Mr. Odo says the photos are remarkable, not only for their artistic merit, but for what they say about a people's resiliency.

"The first wave, the first period before World War II anyway is that of large numbers of men coming to work," he continued. "And they're basically migrant workers working up and down the West Coast in agricultural pursuits, picking apricots, cutting asparagus, going up to Canada and Alaska to can salmon, that type of thing. So one of the things that he does in these photographs is document community life families, children...You see family life that people don't normally associate with early Filipino-American history."

Despite the fact that Filipino-Americans make up the second largest Asian immigrant group in the United States, after Chinese, little about their history in this country has been recorded. At the time that photographer Ricardo Alvarado chronicled Filipino-immigrant life, in the 1940s and 1950s pre-civil-rights America, Filipino-Americans, as well as other Asian immigrant groups still struggled against racism and discriminatory immigration laws, making it all the more difficult for them to raise a family or own property. "My father was very fortunate to have married, as were any of the men of that generation that did have children here in the United States and raised them as Americans," Ms. Alvarado said. "A lot of newer, recently arrived Filipinos don't understand or know that history. I mean, my parents were immigrants. And they didn't have the same opportunities or education that these newer immigrants are coming in with. I think that's probably the reason I was so driven in the last five years to make this thing [gallery exhibition] happen."

Thus, there is an added poignancy to some photos like the one of couples dancing at a "house party," when people of color were still barred from many clubs and hotels; or the one of a baby staring out from its high chair in the middle of a field, flanked by her two slightly older brothers in matching jackets; or the Filipino-American and African-American men together in a general store demonstrating how the struggle against racism drew some parts of the community together. One visitor to the Alvarado exhibition at the Smithsonian says he was most interested in the section about Filipino migrant workers.

"Because I'm Mexican-American, it made me think about the untold history, the untold relationship between the Filipino-Americans and the Mexican-Americans in the labor movements of the 1950s and 1960s," he said. "[American labor leader] Cesar Chavez and many of the Filipino workers were involved and marched side by side with the Mexican-Americans to bring labor rights to the forefront. So I think it's real interesting this story is being told."

For Janet Alvarado, it has taken years of labor and fundraising efforts to get her father's story told. Realizing the historical significance of the photographs, she founded the Alvarado Project, and began by raising funds to exhibit the photos in galleries in San Francisco. Interest by the Smithsonian Institution Museum soon followed.
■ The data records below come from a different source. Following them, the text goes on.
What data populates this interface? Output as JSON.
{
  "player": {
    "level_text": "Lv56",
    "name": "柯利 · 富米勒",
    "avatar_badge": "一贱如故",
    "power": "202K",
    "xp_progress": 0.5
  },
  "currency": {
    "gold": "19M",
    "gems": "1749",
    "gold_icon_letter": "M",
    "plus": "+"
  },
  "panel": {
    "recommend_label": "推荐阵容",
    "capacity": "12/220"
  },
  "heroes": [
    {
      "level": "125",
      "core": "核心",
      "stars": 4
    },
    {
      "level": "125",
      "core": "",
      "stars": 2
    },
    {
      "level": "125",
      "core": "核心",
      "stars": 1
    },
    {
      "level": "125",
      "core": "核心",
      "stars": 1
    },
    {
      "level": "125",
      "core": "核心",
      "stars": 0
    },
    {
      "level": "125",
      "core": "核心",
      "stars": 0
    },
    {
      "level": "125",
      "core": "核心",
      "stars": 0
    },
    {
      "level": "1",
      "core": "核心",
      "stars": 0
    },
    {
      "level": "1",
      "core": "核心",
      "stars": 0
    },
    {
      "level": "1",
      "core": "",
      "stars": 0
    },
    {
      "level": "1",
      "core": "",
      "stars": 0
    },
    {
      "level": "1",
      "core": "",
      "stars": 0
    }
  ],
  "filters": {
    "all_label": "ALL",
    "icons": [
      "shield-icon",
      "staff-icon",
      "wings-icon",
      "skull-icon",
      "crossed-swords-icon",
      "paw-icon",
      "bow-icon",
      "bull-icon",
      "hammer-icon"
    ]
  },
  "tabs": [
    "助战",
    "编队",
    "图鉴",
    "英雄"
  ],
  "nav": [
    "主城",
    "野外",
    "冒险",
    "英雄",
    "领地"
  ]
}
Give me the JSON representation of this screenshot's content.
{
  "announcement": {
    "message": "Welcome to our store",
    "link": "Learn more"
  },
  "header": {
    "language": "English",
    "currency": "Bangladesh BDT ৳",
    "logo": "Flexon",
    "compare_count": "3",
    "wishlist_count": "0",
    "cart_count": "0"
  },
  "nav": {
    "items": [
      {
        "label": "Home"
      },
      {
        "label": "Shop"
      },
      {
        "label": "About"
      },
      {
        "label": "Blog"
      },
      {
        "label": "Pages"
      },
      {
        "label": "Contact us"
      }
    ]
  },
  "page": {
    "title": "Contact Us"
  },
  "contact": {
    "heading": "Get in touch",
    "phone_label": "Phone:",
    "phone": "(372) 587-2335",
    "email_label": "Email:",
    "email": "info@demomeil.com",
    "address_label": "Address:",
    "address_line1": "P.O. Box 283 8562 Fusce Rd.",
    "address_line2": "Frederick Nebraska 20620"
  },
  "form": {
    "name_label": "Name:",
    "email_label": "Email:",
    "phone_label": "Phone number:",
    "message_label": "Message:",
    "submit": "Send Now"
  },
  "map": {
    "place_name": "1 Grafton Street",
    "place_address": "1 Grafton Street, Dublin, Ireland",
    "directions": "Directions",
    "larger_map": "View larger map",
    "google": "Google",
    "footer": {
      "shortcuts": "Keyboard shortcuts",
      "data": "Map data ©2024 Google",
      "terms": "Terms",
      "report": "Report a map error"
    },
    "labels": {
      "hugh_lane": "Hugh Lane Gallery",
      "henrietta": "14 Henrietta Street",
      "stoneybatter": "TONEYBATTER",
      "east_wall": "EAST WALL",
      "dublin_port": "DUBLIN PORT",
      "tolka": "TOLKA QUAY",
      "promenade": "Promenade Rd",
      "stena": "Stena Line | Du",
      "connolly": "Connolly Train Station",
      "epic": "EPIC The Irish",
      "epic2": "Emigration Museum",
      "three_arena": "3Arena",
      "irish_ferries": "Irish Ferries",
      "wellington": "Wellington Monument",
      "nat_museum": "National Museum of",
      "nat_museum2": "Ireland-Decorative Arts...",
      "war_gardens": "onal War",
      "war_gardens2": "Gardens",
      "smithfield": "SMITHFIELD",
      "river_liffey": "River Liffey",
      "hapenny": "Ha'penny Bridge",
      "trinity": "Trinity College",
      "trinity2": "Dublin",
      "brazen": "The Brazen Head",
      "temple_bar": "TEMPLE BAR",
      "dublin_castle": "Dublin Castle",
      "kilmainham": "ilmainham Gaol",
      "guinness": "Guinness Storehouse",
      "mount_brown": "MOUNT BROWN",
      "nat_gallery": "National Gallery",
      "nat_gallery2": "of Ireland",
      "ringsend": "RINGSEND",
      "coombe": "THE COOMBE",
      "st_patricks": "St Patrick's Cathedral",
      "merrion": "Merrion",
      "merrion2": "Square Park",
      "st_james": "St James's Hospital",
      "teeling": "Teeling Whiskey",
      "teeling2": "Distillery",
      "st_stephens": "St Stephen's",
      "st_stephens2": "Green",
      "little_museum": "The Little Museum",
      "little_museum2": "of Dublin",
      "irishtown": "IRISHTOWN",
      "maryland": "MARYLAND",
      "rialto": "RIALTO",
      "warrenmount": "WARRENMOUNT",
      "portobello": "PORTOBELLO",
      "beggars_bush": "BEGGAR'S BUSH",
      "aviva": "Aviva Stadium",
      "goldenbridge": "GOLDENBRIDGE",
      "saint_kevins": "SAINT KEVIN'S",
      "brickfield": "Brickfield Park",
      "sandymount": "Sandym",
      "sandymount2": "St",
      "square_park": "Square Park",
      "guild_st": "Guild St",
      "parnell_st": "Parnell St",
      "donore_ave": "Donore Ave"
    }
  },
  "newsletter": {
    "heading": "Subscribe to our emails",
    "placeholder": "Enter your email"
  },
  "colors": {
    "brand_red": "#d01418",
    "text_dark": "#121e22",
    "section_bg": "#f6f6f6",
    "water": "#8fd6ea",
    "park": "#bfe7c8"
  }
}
When asked what she thinks her father would think of her success and his posthumous celebrity, Janet Alvarado says he'd be pleased.

"I'm trying to compare him with any man I've read about that had left behind accomplishments whether it was in the labor union those types of heroes, those unsung heroes," Ms. Alvarado said. "I'm sure he'd be very happy.

"And I think knowing the very special and deep bond I had with my father as a young girl, I think I see this as I get to live his dream and carry it out for him," she continued. "So if I'm feeling proud to be his daughter, I think he must be feeling very proud to know that I didn't overlook the collection or it didn't get lost."

At the end of March, the Smithsonian's Traveling Exhibition Service will take the exhibit on the road where it will be presented in other U.S. cities through the end of 2003.